С уверенностью, что старуха бесконечно важней Рембрандта. С недоумением, что нам с этой старухой делать. С мучительным желанием ее спасти и утешить С ясным сознанием, что никого спасти и ничем утешить нельзя. С чувством, что только сквозь хаос противоречий можно пробиться к правде. Что на саму реальность нельзя опереться: фотография лжет и всяческий документ заведомо подложен. Что все среднее, классическое, умиротворенное немыслимо, невозможно. Что чувство меры, как угорь, ускользает из рук того, кто силится его поймать, и что эта неуловимость-- последнее из его сохранившихся творческих свойств. Что когда, наконец, оно поймано-поймавший держит в руках пошлость. "В руках его мертвый младенец лежал." Что у всех кругом на руках эти мертвые младенцы. Что тому, кто хочет пробраться сквозь хаос противоречий к вечной правде, хотя бы к бледному отблеску ее, остается один-единственный путь: пройти над жизнью, как акробат по канату, по неприглядной, растрепанной, противоречивой стенограмме жизни.
x x x
Фотография лжет. Человеческий документ подложен. Заблудившись в здании берлинского полицей-президиума, я случайно попал в этот коридор. Стены были увешаны фотографиями. Их было несколько десятков, все они изображали одно. Так этих самоубийц или жертв преступлений застала полиция. Молодой немец висит на подтяжках, башмаки, снятые для удобства, лежат рядом с перевернутым стулом. Старуха: большое пятно на груди, формой напоминающее петуха,-сгусток крови из перерезанного горла. Толстая, голая проститутка с распоротым животом. Художник, застрелившийся с голоду или несчастной любви, или от того и другого вместе. Под развороченным черепом пышный артистический бант, рядом на мольберте какие-то ветки и облака, неоконченная пачкотня святого искусства.
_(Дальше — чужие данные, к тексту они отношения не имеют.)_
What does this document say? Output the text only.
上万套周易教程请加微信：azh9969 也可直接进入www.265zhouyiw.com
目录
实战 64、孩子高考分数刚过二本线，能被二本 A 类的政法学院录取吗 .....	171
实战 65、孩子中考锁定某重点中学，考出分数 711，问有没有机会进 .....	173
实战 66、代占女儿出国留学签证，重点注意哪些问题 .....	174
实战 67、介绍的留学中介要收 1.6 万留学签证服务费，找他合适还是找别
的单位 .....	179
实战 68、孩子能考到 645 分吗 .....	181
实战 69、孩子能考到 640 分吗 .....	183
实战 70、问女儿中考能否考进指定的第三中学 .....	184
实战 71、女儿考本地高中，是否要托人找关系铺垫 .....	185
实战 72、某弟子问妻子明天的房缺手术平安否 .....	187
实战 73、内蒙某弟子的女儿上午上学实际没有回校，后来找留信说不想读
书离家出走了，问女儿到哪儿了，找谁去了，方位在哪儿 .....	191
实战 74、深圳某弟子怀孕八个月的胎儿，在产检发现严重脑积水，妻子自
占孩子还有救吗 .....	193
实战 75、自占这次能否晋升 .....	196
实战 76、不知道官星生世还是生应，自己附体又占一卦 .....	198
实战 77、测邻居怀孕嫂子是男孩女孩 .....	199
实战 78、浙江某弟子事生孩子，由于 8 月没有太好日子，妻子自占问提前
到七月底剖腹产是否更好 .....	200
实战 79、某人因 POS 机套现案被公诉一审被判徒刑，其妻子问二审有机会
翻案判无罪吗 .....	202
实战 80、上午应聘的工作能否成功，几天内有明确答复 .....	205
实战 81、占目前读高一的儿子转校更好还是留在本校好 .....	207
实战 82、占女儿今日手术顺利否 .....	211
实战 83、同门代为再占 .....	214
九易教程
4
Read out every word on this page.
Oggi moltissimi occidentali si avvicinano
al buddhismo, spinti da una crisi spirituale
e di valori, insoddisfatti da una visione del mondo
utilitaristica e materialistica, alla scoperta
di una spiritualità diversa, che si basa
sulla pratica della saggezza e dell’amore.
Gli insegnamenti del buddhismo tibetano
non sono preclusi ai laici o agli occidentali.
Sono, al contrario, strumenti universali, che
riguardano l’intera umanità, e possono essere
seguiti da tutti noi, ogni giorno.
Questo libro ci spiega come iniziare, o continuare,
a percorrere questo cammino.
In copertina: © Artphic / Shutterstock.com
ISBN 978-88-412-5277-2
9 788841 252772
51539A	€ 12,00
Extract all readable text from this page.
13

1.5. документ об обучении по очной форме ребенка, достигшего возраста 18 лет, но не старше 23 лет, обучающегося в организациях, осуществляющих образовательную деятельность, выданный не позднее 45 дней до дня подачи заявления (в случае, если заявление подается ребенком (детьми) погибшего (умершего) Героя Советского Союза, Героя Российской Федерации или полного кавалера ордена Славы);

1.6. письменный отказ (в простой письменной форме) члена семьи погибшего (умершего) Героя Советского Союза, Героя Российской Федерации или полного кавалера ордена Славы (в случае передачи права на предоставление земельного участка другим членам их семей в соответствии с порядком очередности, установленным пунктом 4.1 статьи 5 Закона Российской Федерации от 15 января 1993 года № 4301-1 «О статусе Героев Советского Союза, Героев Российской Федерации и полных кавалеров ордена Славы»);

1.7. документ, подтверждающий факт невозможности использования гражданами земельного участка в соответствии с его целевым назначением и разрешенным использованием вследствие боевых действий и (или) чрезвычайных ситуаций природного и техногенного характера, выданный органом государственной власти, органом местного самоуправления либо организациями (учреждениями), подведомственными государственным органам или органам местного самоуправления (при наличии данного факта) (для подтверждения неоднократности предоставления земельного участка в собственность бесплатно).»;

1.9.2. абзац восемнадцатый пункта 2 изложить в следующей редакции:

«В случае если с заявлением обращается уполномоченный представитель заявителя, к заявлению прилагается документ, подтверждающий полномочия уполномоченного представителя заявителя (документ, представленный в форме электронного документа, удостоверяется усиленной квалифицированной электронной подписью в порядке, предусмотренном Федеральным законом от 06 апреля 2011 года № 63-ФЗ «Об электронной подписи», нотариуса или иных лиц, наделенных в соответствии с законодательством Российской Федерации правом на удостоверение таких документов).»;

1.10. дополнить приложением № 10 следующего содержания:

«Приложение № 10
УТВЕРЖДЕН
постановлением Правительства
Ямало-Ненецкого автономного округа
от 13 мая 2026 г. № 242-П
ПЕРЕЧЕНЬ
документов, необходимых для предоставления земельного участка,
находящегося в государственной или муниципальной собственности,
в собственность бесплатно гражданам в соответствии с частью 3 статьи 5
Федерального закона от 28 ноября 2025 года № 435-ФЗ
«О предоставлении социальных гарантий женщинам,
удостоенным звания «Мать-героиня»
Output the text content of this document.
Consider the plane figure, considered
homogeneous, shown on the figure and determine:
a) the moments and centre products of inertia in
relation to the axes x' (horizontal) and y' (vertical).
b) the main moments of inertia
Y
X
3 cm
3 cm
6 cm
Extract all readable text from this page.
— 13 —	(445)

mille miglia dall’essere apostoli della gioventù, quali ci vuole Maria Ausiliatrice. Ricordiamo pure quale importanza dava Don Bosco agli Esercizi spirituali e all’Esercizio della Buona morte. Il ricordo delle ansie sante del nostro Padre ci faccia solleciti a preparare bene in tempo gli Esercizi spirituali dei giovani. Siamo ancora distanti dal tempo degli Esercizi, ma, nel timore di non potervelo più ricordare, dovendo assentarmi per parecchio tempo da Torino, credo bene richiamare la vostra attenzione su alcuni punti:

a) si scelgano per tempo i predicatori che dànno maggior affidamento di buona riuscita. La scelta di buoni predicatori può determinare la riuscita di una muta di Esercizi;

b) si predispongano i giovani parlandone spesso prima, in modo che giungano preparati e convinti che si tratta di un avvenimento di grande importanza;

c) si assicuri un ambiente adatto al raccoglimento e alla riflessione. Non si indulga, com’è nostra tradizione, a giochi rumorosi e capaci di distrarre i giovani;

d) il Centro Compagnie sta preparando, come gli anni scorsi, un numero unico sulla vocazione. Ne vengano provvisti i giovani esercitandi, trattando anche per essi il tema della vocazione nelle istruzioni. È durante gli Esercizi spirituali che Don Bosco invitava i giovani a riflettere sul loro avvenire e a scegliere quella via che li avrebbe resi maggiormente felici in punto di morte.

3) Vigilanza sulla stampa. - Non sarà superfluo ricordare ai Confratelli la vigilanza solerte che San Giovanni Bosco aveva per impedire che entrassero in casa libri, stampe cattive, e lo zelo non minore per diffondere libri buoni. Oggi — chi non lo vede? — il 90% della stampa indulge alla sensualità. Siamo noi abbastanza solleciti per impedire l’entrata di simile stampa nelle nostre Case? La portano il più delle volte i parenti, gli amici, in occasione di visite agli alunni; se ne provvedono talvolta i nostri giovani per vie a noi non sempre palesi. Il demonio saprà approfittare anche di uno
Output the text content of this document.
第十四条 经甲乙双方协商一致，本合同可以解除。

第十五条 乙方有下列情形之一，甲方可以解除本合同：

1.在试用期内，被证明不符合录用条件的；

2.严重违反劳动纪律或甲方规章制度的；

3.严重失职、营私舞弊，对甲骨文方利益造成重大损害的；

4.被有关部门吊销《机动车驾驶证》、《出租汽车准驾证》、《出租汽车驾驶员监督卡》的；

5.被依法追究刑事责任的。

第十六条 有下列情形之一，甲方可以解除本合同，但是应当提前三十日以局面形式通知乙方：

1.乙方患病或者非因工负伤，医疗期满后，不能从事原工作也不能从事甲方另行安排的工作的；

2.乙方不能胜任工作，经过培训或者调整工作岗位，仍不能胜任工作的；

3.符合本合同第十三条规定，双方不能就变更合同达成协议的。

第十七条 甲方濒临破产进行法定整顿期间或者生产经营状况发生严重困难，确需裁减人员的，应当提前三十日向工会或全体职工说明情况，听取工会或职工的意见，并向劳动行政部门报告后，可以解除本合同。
Вытаращенные глаза, закушенные языки, гнусные позы, отвратительные раны-- и все вместе взятое однообразно, академично, нестрашно. Ни один завиток кишки, вылезший из распоротого живота, ни одна гримаса, ни один кровоподтек не ускользнул от фотографического объектива, но главное ускользнуло, главного нет. Я смотрю и не вижу ничего, что бы взволновало меня, заставило душу содрогнуться. Я делаю над собой усилие-ничего. И вдруг мысль о том, что ты дышишь здесь на земле, вдруг в памяти, как живое, твое прелестное, бессердечное лицо.
И я сразу вижу и слышу все-- все горе, всю муку, все напрасные мольбы, все предсмертные слова. Как хрипела с перерезанным горлом старуха, как, путаясь в кишках, отбивалась от садиста проститутка, как-- точно это был я сам-- умирал бездарный, голодный художник. Как лампа горела. Как рассвет светлел. Как будильник стучал. Как стрелка приближалась к пяти. Как, не решаясь, решившись, он облизнул губы. Как в неловкой, потной руке он сжал револьвер. Как ледяное дуло коснулось пылавшего рта. Как он ненавидел их, остающихся жить, и как он завидовал им.
Я хотел бы выйти на берег моря, лечь на песок, закрыть глаза, ощутить дыханье Бога на своем лице. Я хотел бы начать издалека-- с синего платья, с размолвки, с зимнего туманного дня. "На холмы Грузии легла ночная мгла"-такими приблизительно словами я хотел бы говорить с жизнью.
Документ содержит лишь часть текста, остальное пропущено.